À la surprise générale, il opta pour l'emploi de bibliothécaire disponible à la BM de Nancy, car son attachement à la Lorraine était viscéral, de même que son engagement dans la direction des colonies de vacances et camps d'adolescents qu'il assumait chaque année dans les Vosges ou dans les Alpes depuis 1954 - et qu'il ne voulait pas abandonner - avec cet allant qu'il mit ensuite dans l'exercice de sa profession.
Logé avec sa famille dans un appartement de la grande barre de HLM du Haut-du-Lièvre, au-dessus de Nancy, il n'eut de cesse d'obtenir la mise à disposition d'un garage à bicyclettes inemployé pour y ouvrir une petite bibliothèque annexe du service de lecture publique de la BM centrale, dont il s'occupa jusqu'à son installation à Laxou.
De la BM de Nancy, il passa dès l'année suivante à la BU afin de créer une bibliothèque universitaire de lettres conforme aux instructions nouvelles sur la spécialisation. Il réussit parfaitement et son établissement servit de référence pour le développement de la politique décentralisatrice des BU. Dix ans plus tard, il accepta la direction de la BIU de Lyon... mais avec la promesse de l'administration de reprendre le même poste à Nancy quand il serait libre.
Entre-temps, il y avait un problème qui préoccupait les bibliothécaires lorrains, celui de la formation professionnelle, Cette question revenait au cours de chaque réunion de la section de l'ABF : chaque bibliothécaire devait prendre en charge et former de A à Z un ou plusieurs candidats au CAFB. Il en résultait à la fois une perte de temps pour le personnel et une inégalité de formation selon les établissements.

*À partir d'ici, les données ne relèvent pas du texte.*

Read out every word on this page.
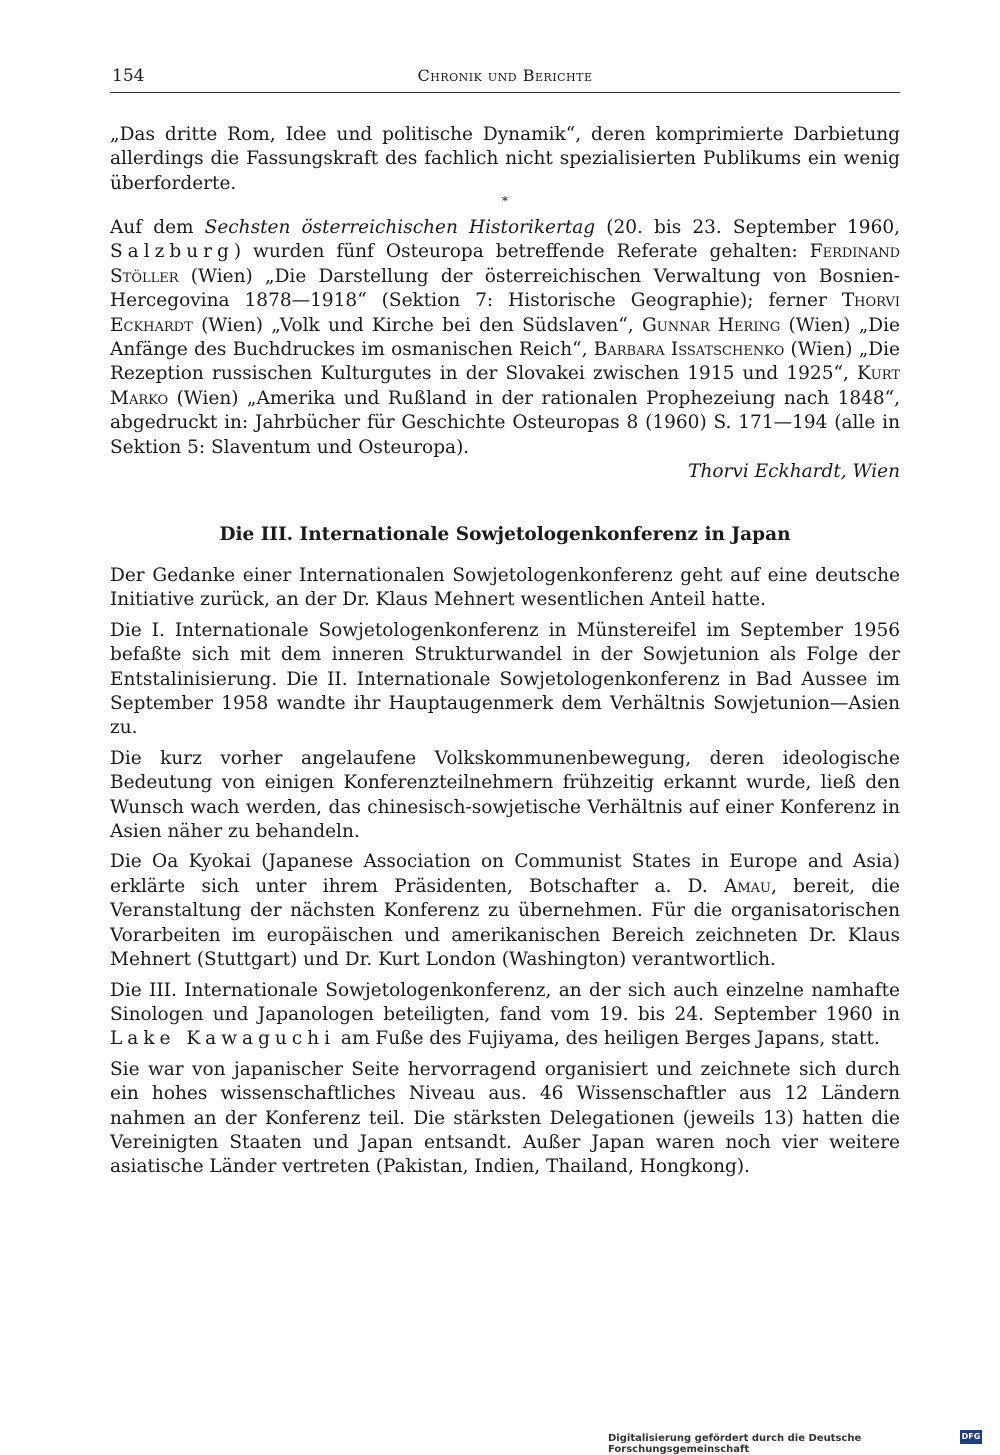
154	Chronik und Berichte

„Das dritte Rom, Idee und politische Dynamik“, deren komprimierte Darbietung allerdings die Fassungskraft des fachlich nicht spezialisierten Publikums ein wenig überforderte.

*

Auf dem Sechsten österreichischen Historikertag (20. bis 23. September 1960, Salzburg) wurden fünf Osteuropa betreffende Referate gehalten: Ferdinand Stöller (Wien) „Die Darstellung der österreichischen Verwaltung von Bosnien-Hercegovina 1878—1918“ (Sektion 7: Historische Geographie); ferner Thorvi Eckhardt (Wien) „Volk und Kirche bei den Südslaven“, Gunnar Hering (Wien) „Die Anfänge des Buchdruckes im osmanischen Reich“, Barbara Issatschenko (Wien) „Die Rezeption russischen Kulturgutes in der Slovakei zwischen 1915 und 1925“, Kurt Marko (Wien) „Amerika und Rußland in der rationalen Prophezeiung nach 1848“, abgedruckt in: Jahrbücher für Geschichte Osteuropas 8 (1960) S. 171—194 (alle in Sektion 5: Slaventum und Osteuropa).

Thorvi Eckhardt, Wien

Die III. Internationale Sowjetologenkonferenz in Japan

Der Gedanke einer Internationalen Sowjetologenkonferenz geht auf eine deutsche Initiative zurück, an der Dr. Klaus Mehnert wesentlichen Anteil hatte.

Die I. Internationale Sowjetologenkonferenz in Münstereifel im September 1956 befaßte sich mit dem inneren Strukturwandel in der Sowjetunion als Folge der Entstalinisierung. Die II. Internationale Sowjetologenkonferenz in Bad Aussee im September 1958 wandte ihr Hauptaugenmerk dem Verhältnis Sowjetunion—Asien zu.

Die kurz vorher angelaufene Volkskommunenbewegung, deren ideologische Bedeutung von einigen Konferenzteilnehmern frühzeitig erkannt wurde, ließ den Wunsch wach werden, das chinesisch-sowjetische Verhältnis auf einer Konferenz in Asien näher zu behandeln.

Die Oa Kyokai (Japanese Association on Communist States in Europe and Asia) erklärte sich unter ihrem Präsidenten, Botschafter a. D. Amau, bereit, die Veranstaltung der nächsten Konferenz zu übernehmen. Für die organisatorischen Vorarbeiten im europäischen und amerikanischen Bereich zeichneten Dr. Klaus Mehnert (Stuttgart) und Dr. Kurt London (Washington) verantwortlich.

Die III. Internationale Sowjetologenkonferenz, an der sich auch einzelne namhafte Sinologen und Japanologen beteiligten, fand vom 19. bis 24. September 1960 in Lake Kawaguchi am Fuße des Fujiyama, des heiligen Berges Japans, statt.

Sie war von japanischer Seite hervorragend organisiert und zeichnete sich durch ein hohes wissenschaftliches Niveau aus. 46 Wissenschaftler aus 12 Ländern nahmen an der Konferenz teil. Die stärksten Delegationen (jeweils 13) hatten die Vereinigten Staaten und Japan entsandt. Außer Japan waren noch vier weitere asiatische Länder vertreten (Pakistan, Indien, Thailand, Hongkong).

Digitalisierung gefördert durch die Deutsche Forschungsgemeinschaft
DFG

Aussi, dès que fut projetée la création d'un IUT information communication rattaché à l'université de Nancy 2, Gérard négocia l'ouverture d'un département documentation. Il obtint l'agrément du programme que nous avions mis au point, débouchant pour les étudiants sur le CAFB, le DUT documentation et la préparation au concours de sous-bibliothécaire d'État.
Les cours débutèrent en octobre 1967, avec 50 °/o d'enseignants professionnels et 50 °/o d'enseignants bibliothécaires. Ces derniers, astreints à donner une demi-journée de cours durant vingt semaines et à recevoir les candidats en stage trois semaines en deux fois, en mesurèrent l'intérêt. Les résultats aux examens et concours durant plusieurs décennies justifièrent l'efficacité de l'institution. Gérard en prit même la direction de 1969 à 1971, année de son départ pour Lyon, mais il garda néanmoins sa charge de cours jusqu'en 1983.
Cette carrière de bibliothécaire enseignant à laquelle nous étions attachés l'un et l'autre, car nous savions qu'elle conditionnait la réussite des réformes en cours tant dans les BU que dans les bibliothèques publiques, se poursuivit à l'ENSB, de 1969 à 1984 pour lui.
Seule ombre au tableau : le refus par le recteur Groshens, alors directeur des IUT au ministère, en 1969, d'accorder une troisième année d'IUT aux étudiants qui souhaiteraient obtenir la qualification de « bibliothécaire de lecture publique », dont le grade venait d'être créé et pour lequel nous avions préparé un programme d'études très axé sur l'animation livres et audiovisuel.
En 1972, il fut appelé à la Direction des bibliothèques et de la lecture publique et chargé, au bureau des BU, d'impulser l'adaptation de ces établissements aux nouveaux besoins des universités. Enfin, en 1974, il revenait à Nancy à la tête de la BIU. Dans cette agglomération nancéienne, il avait obtenu son bâton de maréchal. Il pouvait plus facilement concilier sa carrière professionnelle avec ses activités politiques, car il était devenu entre-temps adjoint au maire puis maire de la ville de Laxou (où il résidait), conseiller général et vice-président du district urbain de Nancy.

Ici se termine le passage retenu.